从Idris到Scala的通用加法器？

Question

使用Idris进行类型驱动开发提供了以下通用加法器方法:

AdderType : (numArgs : Nat) -> Type
AdderType Z     = Int
AdderType (S k) = (next : Int) -> AdderType k

adder : (n : Nat) -> (acc : Int) -> AdderType n
adder Z acc     = acc
adder (S k) acc = \x => (adder k (x+acc))

例:

-- expects 3 Int's to add, with a starting value of 0
*Work> :t (adder 3 0) 
adder 3 0 : Int -> Int -> Int -> Int

-- 0 (initial) + 3 + 3 + 3 == 9
*Work> (adder 3 0) 3 3 3
9 : Int

我猜测无形可以处理上面的泛型adder函数.

无论是否有无形,它如何用Scala编写？

Answer 1

更新:我将保留下面的原始实现,但这里有一个更直接的实现:

import shapeless._

trait AdderType[N <: Nat] extends DepFn1[Int]

object AdderType {
  type Aux[N <: Nat, Out0] = AdderType[N] { type Out = Out0 }
  def apply[N <: Nat](base: Int)(implicit at: AdderType[N]): at.Out = at(base)
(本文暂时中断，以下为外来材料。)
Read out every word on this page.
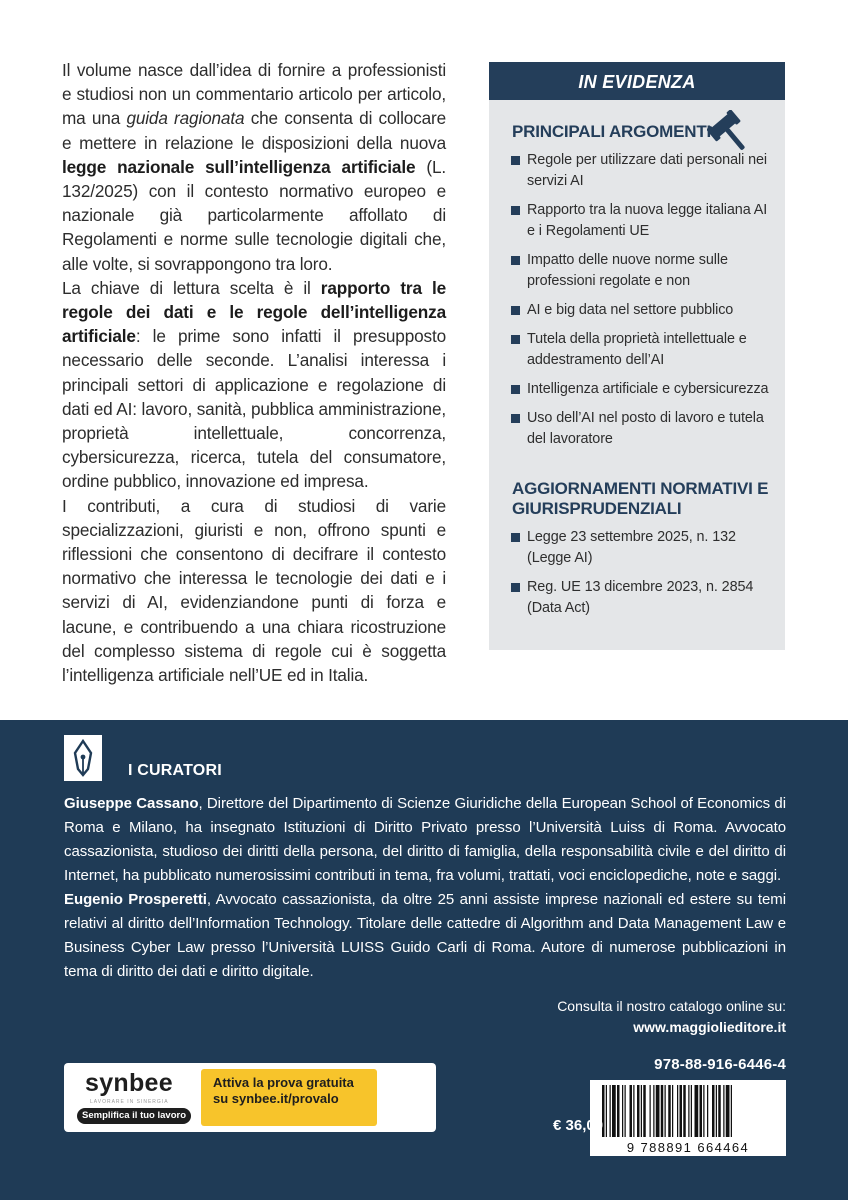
Il volume nasce dall’idea di fornire a professionisti e studiosi non un commentario articolo per articolo, ma una guida ragionata che consenta di collocare e mettere in relazione le disposizioni della nuova legge nazionale sull’intelligenza artificiale (L. 132/2025) con il contesto normativo europeo e nazionale già particolarmente affollato di Regolamenti e norme sulle tecnologie digitali che, alle volte, si sovrappongono tra loro.

La chiave di lettura scelta è il rapporto tra le regole dei dati e le regole dell’intelligenza artificiale: le prime sono infatti il presupposto necessario delle seconde. L’analisi interessa i principali settori di applicazione e regolazione di dati ed AI: lavoro, sanità, pubblica amministrazione, proprietà intellettuale, concorrenza, cybersicurezza, ricerca, tutela del consumatore, ordine pubblico, innovazione ed impresa.

I contributi, a cura di studiosi di varie specializzazioni, giuristi e non, offrono spunti e riflessioni che consentono di decifrare il contesto normativo che interessa le tecnologie dei dati e i servizi di AI, evidenziandone punti di forza e lacune, e contribuendo a una chiara ricostruzione del complesso sistema di regole cui è soggetta l’intelligenza artificiale nell’UE ed in Italia.

IN EVIDENZA
PRINCIPALI ARGOMENTI
Regole per utilizzare dati personali nei servizi AI
Rapporto tra la nuova legge italiana AI e i Regolamenti UE
Impatto delle nuove norme sulle professioni regolate e non
AI e big data nel settore pubblico
Tutela della proprietà intellettuale e addestramento dell’AI
Intelligenza artificiale e cybersicurezza
Uso dell’AI nel posto di lavoro e tutela del lavoratore
AGGIORNAMENTI NORMATIVI E GIURISPRUDENZIALI
Legge 23 settembre 2025, n. 132 (Legge AI)
Reg. UE 13 dicembre 2023, n. 2854 (Data Act)
I CURATORI
Giuseppe Cassano, Direttore del Dipartimento di Scienze Giuridiche della European School of Economics di Roma e Milano, ha insegnato Istituzioni di Diritto Privato presso l’Università Luiss di Roma. Avvocato cassazionista, studioso dei diritti della persona, del diritto di famiglia, della responsabilità civile e del diritto di Internet, ha pubblicato numerosissimi contributi in tema, fra volumi, trattati, voci enciclopediche, note e saggi.
Eugenio Prosperetti, Avvocato cassazionista, da oltre 25 anni assiste imprese nazionali ed estere su temi relativi al diritto dell’Information Technology. Titolare delle cattedre di Algorithm and Data Management Law e Business Cyber Law presso l’Università LUISS Guido Carli di Roma. Autore di numerose pubblicazioni in tema di diritto dei dati e diritto digitale.
Consulta il nostro catalogo online su:
www.maggiolieditore.it
978-88-916-6446-4
9 788891 664464
€ 36,00
synbee
LAVORARE IN SINERGIA
Semplifica il tuo lavoro
Attiva la prova gratuita su synbee.it/provalo
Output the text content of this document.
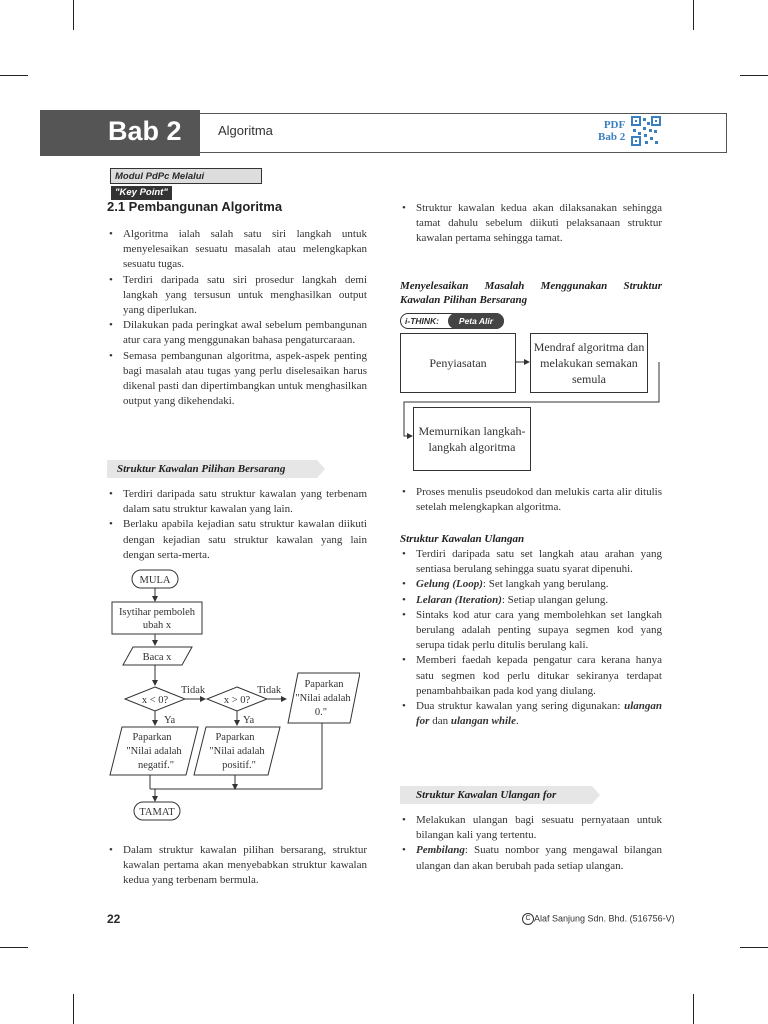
Bab 2	Algoritma	PDF
Bab 2
Modul PdPc Melalui "Key Point"
2.1 Pembangunan Algoritma
• Algoritma ialah salah satu siri langkah untuk menyelesaikan sesuatu masalah atau melengkapkan sesuatu tugas.
• Terdiri daripada satu siri prosedur langkah demi langkah yang tersusun untuk menghasilkan output yang diperlukan.
• Dilakukan pada peringkat awal sebelum pembangunan atur cara yang menggunakan bahasa pengaturcaraan.
• Semasa pembangunan algoritma, aspek-aspek penting bagi masalah atau tugas yang perlu diselesaikan harus dikenal pasti dan dipertimbangkan untuk menghasilkan output yang dikehendaki.
Struktur Kawalan Pilihan Bersarang
• Terdiri daripada satu struktur kawalan yang terbenam dalam satu struktur kawalan yang lain.
• Berlaku apabila kejadian satu struktur kawalan diikuti dengan kejadian satu struktur kawalan yang lain dengan serta-merta.
MULA
Isytihar pemboleh
ubah x
Baca x
x < 0?	x > 0?
Tidak	Tidak
Ya	Ya
Paparkan
"Nilai adalah
negatif."
Paparkan
"Nilai adalah
positif."
Paparkan
"Nilai adalah
0."
TAMAT
• Dalam struktur kawalan pilihan bersarang, struktur kawalan pertama akan menyebabkan struktur kawalan kedua yang terbenam bermula.
• Struktur kawalan kedua akan dilaksanakan sehingga tamat dahulu sebelum diikuti pelaksanaan struktur kawalan pertama sehingga tamat.
Menyelesaikan Masalah Menggunakan Struktur Kawalan Pilihan Bersarang
i-THINK:	Peta Alir
Penyiasatan
Mendraf algoritma dan melakukan semakan semula
Memurnikan langkah-langkah algoritma
• Proses menulis pseudokod dan melukis carta alir ditulis setelah melengkapkan algoritma.
Struktur Kawalan Ulangan
• Terdiri daripada satu set langkah atau arahan yang sentiasa berulang sehingga suatu syarat dipenuhi.
• Gelung (Loop): Set langkah yang berulang.
• Lelaran (Iteration): Setiap ulangan gelung.
• Sintaks kod atur cara yang membolehkan set langkah berulang adalah penting supaya segmen kod yang serupa tidak perlu ditulis berulang kali.
• Memberi faedah kepada pengatur cara kerana hanya satu segmen kod perlu ditukar sekiranya terdapat penambahbaikan pada kod yang diulang.
• Dua struktur kawalan yang sering digunakan: ulangan for dan ulangan while.
Struktur Kawalan Ulangan for
• Melakukan ulangan bagi sesuatu pernyataan untuk bilangan kali yang tertentu.
• Pembilang: Suatu nombor yang mengawal bilangan ulangan dan akan berubah pada setiap ulangan.
22	C Alaf Sanjung Sdn. Bhd. (516756-V)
  implicit val adderTypeZero: Aux[Nat._0, Int] = new AdderType[Nat._0] {
    type Out = Int
    def apply(x: Int): Int = x
  }

  implicit def adderTypeSucc[N <: Nat](implicit
    atN: AdderType[N]
  ): Aux[Succ[N], Int => atN.Out] = new AdderType[Succ[N]] {
    type Out = Int => atN.Out
    def apply(x: Int): Int => atN.Out = i => atN(x + i)
  }
}

然后:

scala> val at3 = AdderType[Nat._3](0)
at3: Int => (Int => (Int => Int)) = <function1>

scala> at3(3)(3)(3)
res8: Int = 9

原答案如下.

这是一个不受欢迎的Scala翻译:

import shapeless._

trait AdderType[N <: Nat] extends DepFn1[Int] {
  protected def plus(x: Int): AdderType.Aux[N, Out]
}

object AdderType {
  type Aux[N <: Nat, Out0] = AdderType[N] { type Out = Out0 }

  def apply[N <: Nat](base: Int)(implicit at: AdderType[N]): Aux[N, at.Out] =
    at.plus(base)

  private[this] case class AdderTypeZero(acc: Int) extends AdderType[Nat._1] {
    type Out = Int
    def apply(x: Int): Int = acc + x
    protected def plus(x: Int): Aux[Nat._1, Int] = copy(acc = acc + x)
  }

  private[this] case class AdderTypeSucc[N <: Nat, Out0](
    atN: Aux[N, Out0],
    acc: Int
  ) extends AdderType[Succ[N]] {
    type Out = Aux[N, Out0]
    def apply(x: Int): Aux[N, Out0] = atN.plus(acc + x)
    protected def plus(x: Int): Aux[Succ[N], Aux[N, Out0]] = copy(acc = acc + x)
  }

  implicit val adderTypeZero: Aux[Nat._1, Int] = AdderTypeZero(0)
  implicit def adderTypeSucc[N <: Nat](implicit
    atN: AdderType[N]
  ): Aux[Succ[N], Aux[N, atN.Out]] = AdderTypeSucc(atN, 0)
}

然后:

scala> val at3 = AdderType[Nat._3](0)
at3: AdderType[shapeless.Succ[shapeless.Succ[shapeless.Succ[shapeless._0]]]] { ...

scala> at3(3)(3)(3)
res0: Int = 9

它更冗长,表示与Scala语法有所不同 - 我们的"基本情况"本质上是一个Int => Int而不是一个Int因为否则我没有看到一种方法来避免需要写apply或()无处不在 - 但基本想法完全一样.